Second, facial expressions are graded signals, meaning that their appearance varies to reach peak intensity, and can oscillate between different configurations. While some authors associate this gradation with variation of the senders’ motivational state (Preuschoft & van Hooff, 1995), the perception of graded visual signals has received little attention and thus, arbitrariness in the classification of facial display is difficult to avoid (but see Parr et al., 2005; Parr et al., 1998). Graded vocalisations can be perceived as discrete signals in some primate species (e.g., Green, 1975), as can facial expressions in some species (Parr et al., 2005).
Third, facial expressions may also merge into one another to produce unritualised blends. In chimpanzees, the context in which a blended signal occurs corresponds specifically to only one of the parent expressions and suggests that the blending reflects conflicting motivation from the sender (Parr et al., 2005). The extent to which these blended facial expressions demonstrate flexibility in production and perception, however, is relatively unknown.
Most of the detailed studies that have enabled researchers to identify and tackle these issues and thus expand the field of animal communication have focused on primates. However, there is a priori no reason to think that the importance of multimodal communication and the use of graded and blended signals are irrelevant to nonprimate species. Much more work is therefore needed to obtain a better idea of the complexity of animal facial displays.

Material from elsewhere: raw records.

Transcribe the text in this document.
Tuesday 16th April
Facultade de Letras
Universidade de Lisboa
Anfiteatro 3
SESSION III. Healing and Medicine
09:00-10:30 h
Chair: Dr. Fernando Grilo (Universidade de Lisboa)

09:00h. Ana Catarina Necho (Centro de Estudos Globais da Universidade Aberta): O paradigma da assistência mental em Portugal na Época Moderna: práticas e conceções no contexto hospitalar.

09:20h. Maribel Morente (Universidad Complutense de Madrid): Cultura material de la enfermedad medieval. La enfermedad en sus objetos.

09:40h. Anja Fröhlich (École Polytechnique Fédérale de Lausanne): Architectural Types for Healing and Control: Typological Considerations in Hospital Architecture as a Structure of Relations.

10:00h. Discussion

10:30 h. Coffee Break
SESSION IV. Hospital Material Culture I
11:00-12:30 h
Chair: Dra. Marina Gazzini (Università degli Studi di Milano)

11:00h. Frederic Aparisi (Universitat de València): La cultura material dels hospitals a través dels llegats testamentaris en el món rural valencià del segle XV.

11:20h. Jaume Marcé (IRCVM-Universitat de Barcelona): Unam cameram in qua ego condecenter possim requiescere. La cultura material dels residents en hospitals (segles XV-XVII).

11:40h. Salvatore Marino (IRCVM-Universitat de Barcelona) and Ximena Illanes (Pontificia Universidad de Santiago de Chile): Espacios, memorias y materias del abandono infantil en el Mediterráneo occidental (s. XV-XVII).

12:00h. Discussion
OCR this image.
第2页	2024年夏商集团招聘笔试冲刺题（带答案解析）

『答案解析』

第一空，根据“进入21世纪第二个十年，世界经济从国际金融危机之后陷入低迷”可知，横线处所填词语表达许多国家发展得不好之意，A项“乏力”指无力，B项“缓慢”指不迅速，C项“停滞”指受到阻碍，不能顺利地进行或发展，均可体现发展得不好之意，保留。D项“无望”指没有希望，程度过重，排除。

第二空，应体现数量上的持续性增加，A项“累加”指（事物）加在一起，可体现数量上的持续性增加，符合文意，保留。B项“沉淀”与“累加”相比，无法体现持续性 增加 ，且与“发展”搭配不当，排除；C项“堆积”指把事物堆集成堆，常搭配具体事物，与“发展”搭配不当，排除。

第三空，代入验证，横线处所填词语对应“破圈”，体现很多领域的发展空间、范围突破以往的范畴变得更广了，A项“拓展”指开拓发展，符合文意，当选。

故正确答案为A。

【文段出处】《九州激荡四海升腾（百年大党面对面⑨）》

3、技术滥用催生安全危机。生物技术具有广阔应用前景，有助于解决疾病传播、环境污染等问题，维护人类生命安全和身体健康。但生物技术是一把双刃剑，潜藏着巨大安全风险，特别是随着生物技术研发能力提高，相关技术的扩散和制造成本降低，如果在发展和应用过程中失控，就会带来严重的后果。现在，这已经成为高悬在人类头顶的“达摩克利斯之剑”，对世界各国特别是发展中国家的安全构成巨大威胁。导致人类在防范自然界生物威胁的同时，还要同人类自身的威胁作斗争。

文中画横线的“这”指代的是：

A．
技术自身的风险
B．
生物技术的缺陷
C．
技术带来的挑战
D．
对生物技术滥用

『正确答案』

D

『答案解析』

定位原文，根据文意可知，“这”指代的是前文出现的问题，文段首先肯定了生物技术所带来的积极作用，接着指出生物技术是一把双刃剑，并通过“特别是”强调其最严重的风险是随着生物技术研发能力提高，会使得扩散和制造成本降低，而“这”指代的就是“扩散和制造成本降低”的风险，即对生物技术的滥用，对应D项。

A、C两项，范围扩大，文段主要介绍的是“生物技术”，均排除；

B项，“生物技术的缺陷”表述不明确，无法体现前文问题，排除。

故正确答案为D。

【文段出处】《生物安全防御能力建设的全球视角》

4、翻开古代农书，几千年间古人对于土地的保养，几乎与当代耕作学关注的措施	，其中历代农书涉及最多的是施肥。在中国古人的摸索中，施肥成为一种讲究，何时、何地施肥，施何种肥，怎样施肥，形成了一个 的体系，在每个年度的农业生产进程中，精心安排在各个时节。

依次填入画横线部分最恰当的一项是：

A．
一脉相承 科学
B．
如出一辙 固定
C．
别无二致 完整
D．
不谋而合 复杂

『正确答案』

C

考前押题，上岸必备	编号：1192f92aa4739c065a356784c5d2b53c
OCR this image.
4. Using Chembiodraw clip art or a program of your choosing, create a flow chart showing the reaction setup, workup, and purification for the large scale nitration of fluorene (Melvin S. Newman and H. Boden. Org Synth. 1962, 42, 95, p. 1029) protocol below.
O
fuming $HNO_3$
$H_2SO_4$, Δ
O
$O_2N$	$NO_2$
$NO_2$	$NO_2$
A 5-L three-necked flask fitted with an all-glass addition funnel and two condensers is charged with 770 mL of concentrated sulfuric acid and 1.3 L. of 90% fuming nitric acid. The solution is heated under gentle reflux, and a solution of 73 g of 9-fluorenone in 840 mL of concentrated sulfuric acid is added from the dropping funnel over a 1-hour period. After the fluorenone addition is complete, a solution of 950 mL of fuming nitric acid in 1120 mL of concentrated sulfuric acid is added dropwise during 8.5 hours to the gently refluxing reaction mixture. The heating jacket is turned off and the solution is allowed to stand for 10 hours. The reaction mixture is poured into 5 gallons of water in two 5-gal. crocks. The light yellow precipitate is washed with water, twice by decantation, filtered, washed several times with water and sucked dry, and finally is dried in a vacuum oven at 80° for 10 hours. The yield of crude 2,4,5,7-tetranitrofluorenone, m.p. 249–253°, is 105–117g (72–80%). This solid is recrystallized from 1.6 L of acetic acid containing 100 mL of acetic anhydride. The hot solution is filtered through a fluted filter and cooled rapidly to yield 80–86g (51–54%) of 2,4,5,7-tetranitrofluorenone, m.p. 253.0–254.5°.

Conclusion and Future Directions
Nonhuman animals produce facial expressions in social circumstances; few scientists debate this statement. What they communicate, however, is more contentious. There is a division between researchers studying facial expressions as an emotional display (Ekman, 1993) and those considering facial expressions as adaptations designed to allow receivers to predict the behaviour of senders (Smith, 1977) and/or to allow senders to manipulate receivers (Guilford & Dawkins, 1991). These two perspectives are not mutually exclusive, but rather represent two different levels of analysis: causation and function. A focus on both, of course, is necessary to fully understand the phenomenon (Tinbergen, 1963). We suggest three future directions that could facilitate greater communication between human and nonhuman facial expression research. First, both proximate mechanisms and ultimate function could be considered simultaneously. Second, facial expression exists in many species other than nonhuman primates, and so further examination of this could reveal a broader evolutionary context. Third, facial expressions are part of a multimodal communicative and expressive system, and if we studied them as such, we may demonstrate continuities between species that have been previously overlooked.